Business Flexibility During a Global Crisis
The Coronavirus has introduced fear and uncertainty throughout the globe. As a result of which, businesses are changing their value propositions on a daily basis.
Supermarkets, while enjoying the sudden purchasing peaks, are suffering from shortages due to hoarding. Distilleries are converting to manufacture disinfectants. Factories are converting to produce ventilators. Restaurants and pubs meanwhile, are switching from in-house service to take away, and retail outlets are converting from in-store to online shopping only.
Finding the right business strategy to maintain profitability is challenging. With the current instability, the business models of many companies will change, and their supporting IT systems will need to change with them. And one day, hopefully soon, the world will change back to the way it was, and businesses will need to adjust, and make changes yet again.
Flexibility is a Game Changer
In short, ERP is business process management software that allows an organization to use a system of integrated applications to manage different departments, such as finance, customer relations, sales, distribution, and others. ERP uses a centralized database for various business processes to reduce manual labor, and simplify existing business workflows. More importantly, users can view real-time data collected from all departments to measure productivity and profitability, for a real 360o view of their business operations.

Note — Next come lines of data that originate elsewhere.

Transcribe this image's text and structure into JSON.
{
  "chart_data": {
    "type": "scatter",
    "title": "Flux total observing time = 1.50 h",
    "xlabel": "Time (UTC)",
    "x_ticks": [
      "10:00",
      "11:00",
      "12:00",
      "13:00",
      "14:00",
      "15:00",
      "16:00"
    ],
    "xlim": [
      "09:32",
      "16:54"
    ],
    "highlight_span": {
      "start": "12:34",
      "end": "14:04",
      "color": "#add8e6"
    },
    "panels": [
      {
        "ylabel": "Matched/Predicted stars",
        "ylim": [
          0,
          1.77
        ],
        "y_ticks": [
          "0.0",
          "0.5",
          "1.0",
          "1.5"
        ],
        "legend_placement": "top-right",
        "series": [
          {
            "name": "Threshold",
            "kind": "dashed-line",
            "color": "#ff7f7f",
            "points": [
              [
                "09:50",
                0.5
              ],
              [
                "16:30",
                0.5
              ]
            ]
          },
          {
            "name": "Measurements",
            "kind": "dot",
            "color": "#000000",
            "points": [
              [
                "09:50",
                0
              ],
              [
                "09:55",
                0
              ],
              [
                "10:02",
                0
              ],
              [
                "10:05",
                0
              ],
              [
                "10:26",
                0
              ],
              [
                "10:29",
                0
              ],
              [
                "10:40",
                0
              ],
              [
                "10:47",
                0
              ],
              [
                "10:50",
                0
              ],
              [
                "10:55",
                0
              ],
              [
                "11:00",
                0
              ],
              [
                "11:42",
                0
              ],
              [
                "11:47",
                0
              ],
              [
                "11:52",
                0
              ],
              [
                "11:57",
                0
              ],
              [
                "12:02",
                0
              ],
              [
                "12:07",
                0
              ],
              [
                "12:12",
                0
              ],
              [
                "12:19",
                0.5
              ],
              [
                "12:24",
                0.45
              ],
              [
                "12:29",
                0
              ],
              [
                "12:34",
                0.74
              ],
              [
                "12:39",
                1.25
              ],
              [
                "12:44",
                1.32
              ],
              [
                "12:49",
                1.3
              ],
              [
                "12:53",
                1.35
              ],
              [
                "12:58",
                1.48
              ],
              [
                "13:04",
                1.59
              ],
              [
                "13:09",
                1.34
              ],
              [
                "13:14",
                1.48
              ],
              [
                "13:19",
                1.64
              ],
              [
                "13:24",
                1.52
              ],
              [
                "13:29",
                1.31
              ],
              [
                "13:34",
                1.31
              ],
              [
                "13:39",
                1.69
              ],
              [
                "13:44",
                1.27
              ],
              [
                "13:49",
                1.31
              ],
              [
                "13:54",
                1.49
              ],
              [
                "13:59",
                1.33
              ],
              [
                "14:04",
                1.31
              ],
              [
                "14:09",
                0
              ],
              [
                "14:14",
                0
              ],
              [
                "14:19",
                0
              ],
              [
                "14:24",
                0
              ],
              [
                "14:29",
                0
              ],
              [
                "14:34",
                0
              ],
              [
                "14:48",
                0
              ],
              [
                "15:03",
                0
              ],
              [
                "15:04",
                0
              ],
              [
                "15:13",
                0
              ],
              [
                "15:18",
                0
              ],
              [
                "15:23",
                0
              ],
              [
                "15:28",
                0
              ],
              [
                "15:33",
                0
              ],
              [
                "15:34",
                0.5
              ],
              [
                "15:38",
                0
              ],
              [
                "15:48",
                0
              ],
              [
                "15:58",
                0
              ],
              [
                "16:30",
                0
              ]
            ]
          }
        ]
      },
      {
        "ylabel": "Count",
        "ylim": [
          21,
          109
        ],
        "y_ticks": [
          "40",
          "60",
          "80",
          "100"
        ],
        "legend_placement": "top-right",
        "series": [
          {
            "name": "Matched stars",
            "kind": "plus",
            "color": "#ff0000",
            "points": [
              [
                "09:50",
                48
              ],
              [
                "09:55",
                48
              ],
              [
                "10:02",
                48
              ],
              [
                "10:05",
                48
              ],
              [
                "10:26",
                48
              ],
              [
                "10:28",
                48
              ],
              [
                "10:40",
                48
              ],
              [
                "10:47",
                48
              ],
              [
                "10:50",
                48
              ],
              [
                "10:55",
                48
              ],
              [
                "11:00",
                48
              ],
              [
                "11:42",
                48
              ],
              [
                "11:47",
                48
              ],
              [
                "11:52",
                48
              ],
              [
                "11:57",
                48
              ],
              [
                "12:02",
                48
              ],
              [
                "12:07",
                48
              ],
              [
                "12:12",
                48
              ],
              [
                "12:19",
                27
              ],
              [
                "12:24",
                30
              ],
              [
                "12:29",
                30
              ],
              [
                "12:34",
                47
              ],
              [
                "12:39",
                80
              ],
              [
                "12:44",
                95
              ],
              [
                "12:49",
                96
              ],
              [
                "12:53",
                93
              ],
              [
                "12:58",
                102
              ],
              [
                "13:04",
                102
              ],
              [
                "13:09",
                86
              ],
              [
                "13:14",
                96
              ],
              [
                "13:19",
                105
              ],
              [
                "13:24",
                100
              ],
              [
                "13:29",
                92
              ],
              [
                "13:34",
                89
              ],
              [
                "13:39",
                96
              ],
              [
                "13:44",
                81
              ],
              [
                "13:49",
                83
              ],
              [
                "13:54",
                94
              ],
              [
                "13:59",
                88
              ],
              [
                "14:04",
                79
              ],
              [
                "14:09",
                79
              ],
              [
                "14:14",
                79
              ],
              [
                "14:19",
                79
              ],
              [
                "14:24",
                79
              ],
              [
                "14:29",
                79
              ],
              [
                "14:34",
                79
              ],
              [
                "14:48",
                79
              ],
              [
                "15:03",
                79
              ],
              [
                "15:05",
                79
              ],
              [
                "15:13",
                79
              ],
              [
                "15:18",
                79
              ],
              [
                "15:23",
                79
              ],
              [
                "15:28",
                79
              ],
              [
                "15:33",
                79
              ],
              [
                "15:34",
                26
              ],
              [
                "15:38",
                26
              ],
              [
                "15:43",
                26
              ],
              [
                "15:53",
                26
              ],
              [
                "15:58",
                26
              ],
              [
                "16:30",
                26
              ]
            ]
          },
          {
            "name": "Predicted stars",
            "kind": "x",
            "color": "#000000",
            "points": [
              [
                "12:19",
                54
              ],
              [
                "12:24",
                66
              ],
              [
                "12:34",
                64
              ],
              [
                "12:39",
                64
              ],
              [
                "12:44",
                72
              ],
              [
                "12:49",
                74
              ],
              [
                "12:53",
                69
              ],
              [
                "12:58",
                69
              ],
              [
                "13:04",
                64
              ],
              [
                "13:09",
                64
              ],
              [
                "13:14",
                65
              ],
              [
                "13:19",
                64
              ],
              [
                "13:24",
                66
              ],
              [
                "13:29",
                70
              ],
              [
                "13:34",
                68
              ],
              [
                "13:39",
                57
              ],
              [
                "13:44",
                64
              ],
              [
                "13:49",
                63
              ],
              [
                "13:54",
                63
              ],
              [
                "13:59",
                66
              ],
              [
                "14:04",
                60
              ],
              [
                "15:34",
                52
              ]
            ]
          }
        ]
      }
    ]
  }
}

Here are the five ways ERP systems will need to be flexible.
Finding the optimal suppliers – Supply chains are fragile due to employees being stuck at home in quarantine, factory closures or manufacturing slowdowns, and the lower availability of logistics services. ERP systems need the flexibility to switch out suppliers to support automation for every stage of the purchase process, from price offers to processing payments. In order to facilitate vendor selection, ERP solutions should be integrated with systems that identify potential suppliers and automatically compare terms and conditions to recommend the best source.
Automatic integration for shipping – Where almost everything is now delivered door to door, delivery services will become a critical part of every sales offering. There is the risk that customers will look for alternatives if deliveries are delayed. Systems will need to be flexible to enable companies to view, evaluate and select the fastest, most reliable shipping and delivery method on a case by case basis, in real time, to keep deliveries flowing smoothly.
Developing online channels – With the closing of malls and many retail outlets, many stores must rely on an online presence to sell their products and services. ERP systems need to provide seamless integration with e-commerce platforms, so that retailers can provide real-time updates of inventory, availability, pricing, and delivery dates to their online customers.
Making products available on e-Hubs – As online orders increase, aggregation sites that enable consumers to choose between different vendors, are becoming more popular. These aggregation sites are also ideal for smaller retailers, as they can often provide companies with preferable credit terms and logistics services. ERP systems need the ability to feed data to aggregated online marketplaces, including reconciliation with back office systems.
Scaling up and down – The long-term effects that the Coronavirus will have on businesses, is unclear. What we do know is that companies that provide online content streaming, video conferencing, cleaning solvents, masks, and other medical supplies, are experiencing a peak in demand, while others are scaling back with the cautious optimism that the slowdown is only temporary. Therefore, regardless of what the future brings, companies need the ability to track supply and demand to maintain optimal inventory levels, while scaling up or scaling down. If an ERP system is integrated with an analytics program, for example, companies can simulate different scenarios based on different levels of labor and sources for third party services, parts and materials, to maximize their overall efficiency and profitability.
ERP systems, the information backbone of an organization, needs the ability to turn on a dime, for new integrations, and partners, and to scale up and down to give companies the flexibility they need to survive in critical times. ERP systems with open APIs enable organizations to share data with third parties to streamline business processes, with the possibility to feed data to analytics programs, to better manage the supply chain and inventories. Flexible companies, especially today, need flexible ERP systems to optimize operations based on new business realities.